The UK suffered a major defeat this afternoon when it was outvoted over Juncker becoming the next president of the European Commission. However, this isn’t the end of the road for reform – not even close – but it certainly has strengthened the risk of Britain leaving the EU. See here for a our full analysis of this.

So did the UK get any early concessions? In his press conference, David Cameron took his defeat on the chin and said it would make his reform strategy harder:

“Today’s outcome is not the one I wanted. And it makes it harder, and the stakes higher…This is going to be a long, tough fight and sometimes you have to be ready to lose a battle to win a war. It has only stiffened my resolve to fight for reform in the EU, because it is crying out for it.”

Cameron was asked whether much more of this kind of thing would prompt him to recommend an ‘Out’ vote in a referendum. He declined the offer but did make the point that:

“And at the end of 2017, it will not be me, it will not be the House of Commons, it won’t be Brussels who decide about Britain’s future in the European Union. It will be the British people. It will be their choice, and their choice alone.”

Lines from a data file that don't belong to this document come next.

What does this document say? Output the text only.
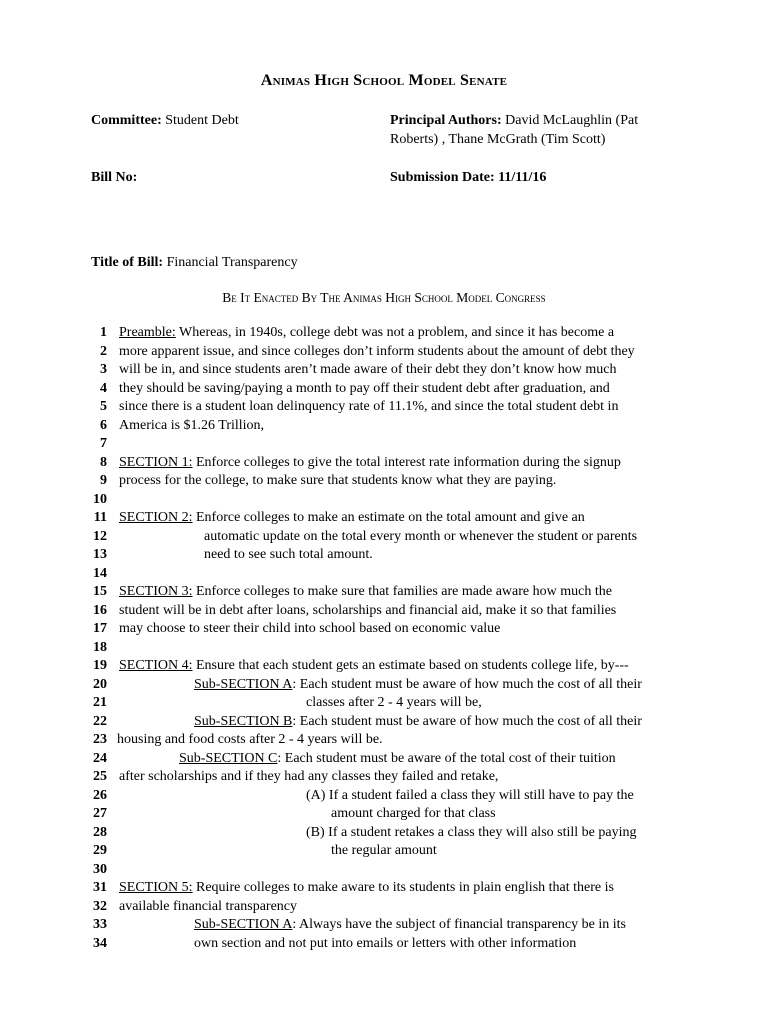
Animas High School Model Senate
Committee: Student Debt	Principal Authors: David McLaughlin (Pat
Roberts) , Thane McGrath (Tim Scott)
Bill No:	Submission Date: 11/11/16
Title of Bill: Financial Transparency
Be It Enacted By The Animas High School Model Congress
1 Preamble: Whereas, in 1940s, college debt was not a problem, and since it has become a
2 more apparent issue, and since colleges don’t inform students about the amount of debt they
3 will be in, and since students aren’t made aware of their debt they don’t know how much
4 they should be saving/paying a month to pay off their student debt after graduation, and
5 since there is a student loan delinquency rate of 11.1%, and since the total student debt in
6 America is $1.26 Trillion,
7
8 SECTION 1: Enforce colleges to give the total interest rate information during the signup
9 process for the college, to make sure that students know what they are paying.
10
11 SECTION 2: Enforce colleges to make an estimate on the total amount and give an
12	automatic update on the total every month or whenever the student or parents
13	need to see such total amount.
14
15 SECTION 3: Enforce colleges to make sure that families are made aware how much the
16 student will be in debt after loans, scholarships and financial aid, make it so that families
17 may choose to steer their child into school based on economic value
18
19 SECTION 4: Ensure that each student gets an estimate based on students college life, by---
20	Sub-SECTION A: Each student must be aware of how much the cost of all their
21	classes after 2 - 4 years will be,
22	Sub-SECTION B: Each student must be aware of how much the cost of all their
23 housing and food costs after 2 - 4 years will be.
24	Sub-SECTION C: Each student must be aware of the total cost of their tuition
25 after scholarships and if they had any classes they failed and retake,
26	(A) If a student failed a class they will still have to pay the
27	amount charged for that class
28	(B) If a student retakes a class they will also still be paying
29	the regular amount
30
31 SECTION 5: Require colleges to make aware to its students in plain english that there is
32 available financial transparency
33	Sub-SECTION A: Always have the subject of financial transparency be in its
34	own section and not put into emails or letters with other information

 There were three nods to the UK in the Council conclusions:

  • “The UK raised some concerns related to the future development of the EU. These concerns will need to be addressed.”
  • “The European Council noted that the concept of ever closer union allows for different paths of integration for different countries, allowing those that want to deepen integration to move ahead, while respecting the wish of those who do not want to deepen any further.” 
  • “Once the new European Commission is in place, the European Council will consider the process for the appointment of the President of the European Commission for the future, respecting the European Treaties.”  

Any of this significant? It’s the basis for a conversation but can mean anything and nothing at the moment. It falls way short of compensating for the defeat inflicted on Cameron. As we argue, it all depends on what happens next.

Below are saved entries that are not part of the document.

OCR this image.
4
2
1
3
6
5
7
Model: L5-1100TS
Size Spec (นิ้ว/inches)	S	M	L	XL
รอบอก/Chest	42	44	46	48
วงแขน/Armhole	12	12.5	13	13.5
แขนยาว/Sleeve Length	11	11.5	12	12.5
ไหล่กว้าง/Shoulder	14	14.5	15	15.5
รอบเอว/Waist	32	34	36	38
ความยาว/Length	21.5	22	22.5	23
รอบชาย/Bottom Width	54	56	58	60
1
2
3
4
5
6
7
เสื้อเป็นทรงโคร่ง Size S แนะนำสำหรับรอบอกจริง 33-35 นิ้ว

There were also this on the role of national parliaments:

“In line with the principles of subsidiarity and proportionality, the Union must concentrate its action on areas where it makes a real difference. It should refrain from taking action when member states can better achieve the same objectives. The credibility of the Union depends on its ability to ensure adequate follow-up on decisions and commitments. This requires strong and credible institutions, but will also benefit from closer involvement of national parliaments.”

Again, hardly earth-shattering. So what happens next?

Well, in the short-term, there are three things to watch:

  1. Will there but further nods to Cameron over the next few days and weeks? There’s already talk of Merkel, Hollande and Cameron doing something jointly. 
  2. Who will become the European Council President? This is in many ways the person who will broker the agreement between EU leaders that will decide whether the UK will stay in the EU. This will be decided at an EU summit on 17th June. 
  3. The other portfolios in the European Commission and who will become the UK’s candidate. Surely, Cameron must now respond by sending a big hitter to secure a top job?